The alert name, message, runbook_url and dashboard_url annotations will be sent to the Slack channel when the rule has been triggered.

For information type alerts, you can also add a label status_icon: information to have an information icon on the alert title.

You can view the applied rules with the following command:

kubectl -n <namespace> describe prometheusrules prometheus-custom-rules-<application_name>

Information type alerts

If you want to use the same Slack Channel and webhook to send information type alerts, you can do so by adding a label severity: info-<custom_severity_level> to the prometheus rule.

If the custom-severity provided is cp-team, an example of this would be:

apiVersion: monitoring.coreos.com/v1
    kind: PrometheusRule
    metadata:
      namespace: test-namespace
    labels:
      role:
    name: prometheus-custom-rules-secretsmanager
    spec:
    groups:
      - name: application-rules
      rules:
      - alert: SecretsManagerPutSecretValue
        expr: secretsmanager_put_secret_value_sum{exported_job="secretsmanager", secret_id="arn:aws:secretsmanager:eu-west-2:754256621582:secret:<your-secret-arn>"} > 0
        for: 1m
        labels:
          severity: info-cp-team
        annotations:
          message: |
            {{ $labels.secret_id }} has had {{ $value }} PutSecretValue operations recently.
            {{ $labels.user_arn }} has had {{ $value }} PutSecretValue operations recently.
          runbook_url: <runbook_url>
          dashboard_url: <dashboard_url>

PrometheusRule examples

If you’re struggling for ideas on how and which alerts to setup, please see some examples here

Alerting on 403 errors

When you want to alert on 403 errors, this cant be done on the namespace level, as the 403 errors are not exposed to the namespace.

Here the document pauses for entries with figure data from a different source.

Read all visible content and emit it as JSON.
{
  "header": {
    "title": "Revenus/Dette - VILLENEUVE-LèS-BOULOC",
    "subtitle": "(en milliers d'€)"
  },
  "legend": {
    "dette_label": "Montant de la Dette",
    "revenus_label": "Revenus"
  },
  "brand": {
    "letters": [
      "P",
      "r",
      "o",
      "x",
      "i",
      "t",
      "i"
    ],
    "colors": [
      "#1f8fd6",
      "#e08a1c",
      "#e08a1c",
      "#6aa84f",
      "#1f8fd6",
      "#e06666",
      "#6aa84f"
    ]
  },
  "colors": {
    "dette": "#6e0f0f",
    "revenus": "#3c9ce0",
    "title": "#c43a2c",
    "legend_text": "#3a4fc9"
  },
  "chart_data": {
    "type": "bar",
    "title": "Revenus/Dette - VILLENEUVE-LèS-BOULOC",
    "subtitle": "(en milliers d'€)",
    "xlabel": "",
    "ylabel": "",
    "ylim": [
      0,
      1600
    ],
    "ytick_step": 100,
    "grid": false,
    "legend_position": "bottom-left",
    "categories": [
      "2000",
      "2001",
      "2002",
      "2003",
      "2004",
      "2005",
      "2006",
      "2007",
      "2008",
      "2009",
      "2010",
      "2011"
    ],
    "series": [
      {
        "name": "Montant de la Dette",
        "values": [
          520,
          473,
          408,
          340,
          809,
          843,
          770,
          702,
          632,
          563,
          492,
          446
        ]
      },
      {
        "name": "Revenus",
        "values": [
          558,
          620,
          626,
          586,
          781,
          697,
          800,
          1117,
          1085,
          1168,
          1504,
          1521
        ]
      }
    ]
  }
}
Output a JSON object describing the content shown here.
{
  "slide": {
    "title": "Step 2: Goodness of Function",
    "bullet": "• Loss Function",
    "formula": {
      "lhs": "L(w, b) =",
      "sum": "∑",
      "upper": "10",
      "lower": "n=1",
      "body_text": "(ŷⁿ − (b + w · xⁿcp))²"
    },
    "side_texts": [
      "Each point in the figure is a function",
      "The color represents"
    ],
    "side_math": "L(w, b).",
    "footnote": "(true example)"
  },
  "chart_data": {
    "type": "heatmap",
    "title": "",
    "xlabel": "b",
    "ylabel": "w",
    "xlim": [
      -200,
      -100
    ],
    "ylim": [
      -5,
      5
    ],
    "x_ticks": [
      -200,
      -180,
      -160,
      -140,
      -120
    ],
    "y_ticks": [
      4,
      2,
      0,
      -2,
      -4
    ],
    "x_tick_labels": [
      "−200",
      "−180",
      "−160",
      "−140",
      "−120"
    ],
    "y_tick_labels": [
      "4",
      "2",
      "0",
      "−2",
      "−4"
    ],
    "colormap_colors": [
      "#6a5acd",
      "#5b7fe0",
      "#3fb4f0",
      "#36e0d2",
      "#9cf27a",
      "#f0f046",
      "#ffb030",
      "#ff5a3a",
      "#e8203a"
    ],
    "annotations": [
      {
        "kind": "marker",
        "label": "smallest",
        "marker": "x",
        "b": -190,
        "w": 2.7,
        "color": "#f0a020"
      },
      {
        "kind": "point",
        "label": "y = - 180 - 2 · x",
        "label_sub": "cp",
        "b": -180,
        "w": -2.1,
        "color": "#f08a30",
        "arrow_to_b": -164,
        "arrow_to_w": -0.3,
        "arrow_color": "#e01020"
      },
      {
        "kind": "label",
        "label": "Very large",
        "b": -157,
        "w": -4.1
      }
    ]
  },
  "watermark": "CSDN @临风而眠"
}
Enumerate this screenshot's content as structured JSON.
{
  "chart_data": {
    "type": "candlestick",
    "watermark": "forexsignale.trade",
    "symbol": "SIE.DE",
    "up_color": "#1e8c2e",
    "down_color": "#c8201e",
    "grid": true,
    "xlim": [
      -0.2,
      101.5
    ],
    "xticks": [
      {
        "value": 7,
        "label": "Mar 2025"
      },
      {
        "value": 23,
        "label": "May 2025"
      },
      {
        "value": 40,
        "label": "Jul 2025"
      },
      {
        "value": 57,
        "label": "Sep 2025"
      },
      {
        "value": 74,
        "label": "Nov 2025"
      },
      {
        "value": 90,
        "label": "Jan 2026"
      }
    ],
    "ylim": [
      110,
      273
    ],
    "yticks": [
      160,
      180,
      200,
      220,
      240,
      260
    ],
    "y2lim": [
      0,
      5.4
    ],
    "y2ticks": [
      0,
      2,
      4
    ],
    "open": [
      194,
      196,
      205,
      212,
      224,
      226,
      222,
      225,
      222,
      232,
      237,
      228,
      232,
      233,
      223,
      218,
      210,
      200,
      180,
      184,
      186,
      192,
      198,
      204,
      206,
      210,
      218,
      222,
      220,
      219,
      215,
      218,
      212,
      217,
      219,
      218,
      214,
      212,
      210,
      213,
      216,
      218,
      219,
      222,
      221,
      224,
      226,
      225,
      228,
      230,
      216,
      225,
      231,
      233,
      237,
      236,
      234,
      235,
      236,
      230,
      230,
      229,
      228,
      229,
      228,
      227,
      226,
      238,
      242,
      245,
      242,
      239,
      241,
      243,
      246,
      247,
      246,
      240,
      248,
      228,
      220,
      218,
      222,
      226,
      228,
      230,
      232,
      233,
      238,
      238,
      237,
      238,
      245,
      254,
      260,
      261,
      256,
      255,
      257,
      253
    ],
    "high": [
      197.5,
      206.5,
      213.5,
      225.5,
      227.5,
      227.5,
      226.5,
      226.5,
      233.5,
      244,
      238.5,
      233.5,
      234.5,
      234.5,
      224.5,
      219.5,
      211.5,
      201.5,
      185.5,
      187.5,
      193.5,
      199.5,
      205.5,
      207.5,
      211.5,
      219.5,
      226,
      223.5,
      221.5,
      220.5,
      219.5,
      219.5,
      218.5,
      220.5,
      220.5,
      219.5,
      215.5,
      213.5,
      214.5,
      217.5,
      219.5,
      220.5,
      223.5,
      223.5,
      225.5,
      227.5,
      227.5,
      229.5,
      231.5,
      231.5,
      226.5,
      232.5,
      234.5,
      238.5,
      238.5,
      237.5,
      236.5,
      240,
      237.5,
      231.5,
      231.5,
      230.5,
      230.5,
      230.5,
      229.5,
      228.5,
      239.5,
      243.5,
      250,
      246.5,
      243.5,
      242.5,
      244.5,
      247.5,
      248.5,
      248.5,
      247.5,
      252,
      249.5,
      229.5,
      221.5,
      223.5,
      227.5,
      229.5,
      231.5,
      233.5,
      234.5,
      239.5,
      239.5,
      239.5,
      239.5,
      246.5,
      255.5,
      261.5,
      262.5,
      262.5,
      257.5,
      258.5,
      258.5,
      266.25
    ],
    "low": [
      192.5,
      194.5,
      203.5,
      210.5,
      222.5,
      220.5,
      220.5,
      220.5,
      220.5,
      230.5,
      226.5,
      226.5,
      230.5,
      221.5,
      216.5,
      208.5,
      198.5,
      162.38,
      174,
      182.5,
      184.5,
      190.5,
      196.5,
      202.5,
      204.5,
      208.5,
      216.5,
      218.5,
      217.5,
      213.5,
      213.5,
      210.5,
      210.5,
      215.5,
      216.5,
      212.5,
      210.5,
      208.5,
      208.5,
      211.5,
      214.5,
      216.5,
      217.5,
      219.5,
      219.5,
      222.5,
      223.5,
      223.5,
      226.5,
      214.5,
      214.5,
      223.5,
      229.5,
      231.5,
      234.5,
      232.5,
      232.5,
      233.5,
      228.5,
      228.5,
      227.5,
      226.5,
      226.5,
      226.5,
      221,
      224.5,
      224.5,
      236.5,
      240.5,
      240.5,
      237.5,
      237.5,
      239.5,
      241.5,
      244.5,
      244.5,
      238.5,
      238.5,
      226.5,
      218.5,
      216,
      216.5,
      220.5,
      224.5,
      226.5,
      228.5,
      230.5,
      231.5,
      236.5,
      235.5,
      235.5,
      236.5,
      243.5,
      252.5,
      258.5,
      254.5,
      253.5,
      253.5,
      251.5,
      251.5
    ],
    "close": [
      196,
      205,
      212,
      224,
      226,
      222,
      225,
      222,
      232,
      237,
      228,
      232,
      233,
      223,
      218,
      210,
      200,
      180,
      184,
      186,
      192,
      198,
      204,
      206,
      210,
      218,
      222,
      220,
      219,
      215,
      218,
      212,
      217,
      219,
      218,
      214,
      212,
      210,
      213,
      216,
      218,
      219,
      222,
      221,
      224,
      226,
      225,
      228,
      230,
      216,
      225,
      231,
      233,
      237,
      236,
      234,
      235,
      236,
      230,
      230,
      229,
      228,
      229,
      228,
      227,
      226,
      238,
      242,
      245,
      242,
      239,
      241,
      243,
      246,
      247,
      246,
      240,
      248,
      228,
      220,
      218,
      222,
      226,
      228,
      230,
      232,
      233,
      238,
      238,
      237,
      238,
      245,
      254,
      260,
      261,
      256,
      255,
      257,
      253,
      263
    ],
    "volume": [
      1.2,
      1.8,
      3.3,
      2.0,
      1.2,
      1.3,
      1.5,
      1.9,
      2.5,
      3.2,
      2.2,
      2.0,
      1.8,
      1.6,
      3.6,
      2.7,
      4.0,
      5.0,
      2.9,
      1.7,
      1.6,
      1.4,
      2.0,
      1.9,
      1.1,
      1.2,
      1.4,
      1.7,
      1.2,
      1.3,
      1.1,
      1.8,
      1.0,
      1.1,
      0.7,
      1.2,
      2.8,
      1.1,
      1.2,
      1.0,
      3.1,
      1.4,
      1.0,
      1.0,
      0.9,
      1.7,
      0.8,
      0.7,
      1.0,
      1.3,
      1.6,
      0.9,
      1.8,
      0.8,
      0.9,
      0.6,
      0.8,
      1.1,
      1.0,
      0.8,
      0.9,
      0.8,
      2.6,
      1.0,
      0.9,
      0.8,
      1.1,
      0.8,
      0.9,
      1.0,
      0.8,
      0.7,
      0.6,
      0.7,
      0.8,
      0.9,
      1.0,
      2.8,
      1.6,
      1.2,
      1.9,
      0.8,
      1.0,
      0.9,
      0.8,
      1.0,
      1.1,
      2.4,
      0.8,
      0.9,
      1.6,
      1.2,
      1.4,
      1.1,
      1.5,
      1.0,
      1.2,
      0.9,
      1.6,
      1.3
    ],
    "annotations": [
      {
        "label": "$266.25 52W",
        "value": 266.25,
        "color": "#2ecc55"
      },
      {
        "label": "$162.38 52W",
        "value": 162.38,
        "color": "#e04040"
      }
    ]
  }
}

These errors are exposed at the ingress level, you can query these errors by using the host, and the status code. An example of the promql query would be:

sum(rate(nginx_ingress_controller_requests{host=~"[your ingress host name]", status="403"}[1m]))

this will alert on the rate of 403 errors on the ingress host name connect to the namespace you would like to monitor.

Advisory Note 1: If Prometheus gets re-installed

In the event of a serious failure, or for a required upgrade, it may be necessary to re-install Prometheus.

PrometheusRule is a CRD that declaratively defines a desired Prometheus rule.

If for any reason Prometheus has to be re-installed, all PrometheusRules are removed with the CRD.

We recommend that all PrometheusRules are added to your namespace folder in the Environments Repo. This will ensure all rules are applied/present at all times.

PrometheusRules can still be tested/amended/applied manually, then a PR can be created to add to the Environments Repo when ready.

Advisory Note 2: CPUThrottlingHigh Alert

The CPUThrottlingHigh alert is configured as part of the default rules when installing prometheus-operator.

This alert can trigger if containers have low CPU limits, and/or spiky workloads but with very low average usage. CPU throttling can activate during those spikes. CPU usage is based on CFS.

If you think this may be causing an issue with your application, we recommend raising your CPU limit, whilst keeping the container CPU request as close to the 95%-ile average usage as possible.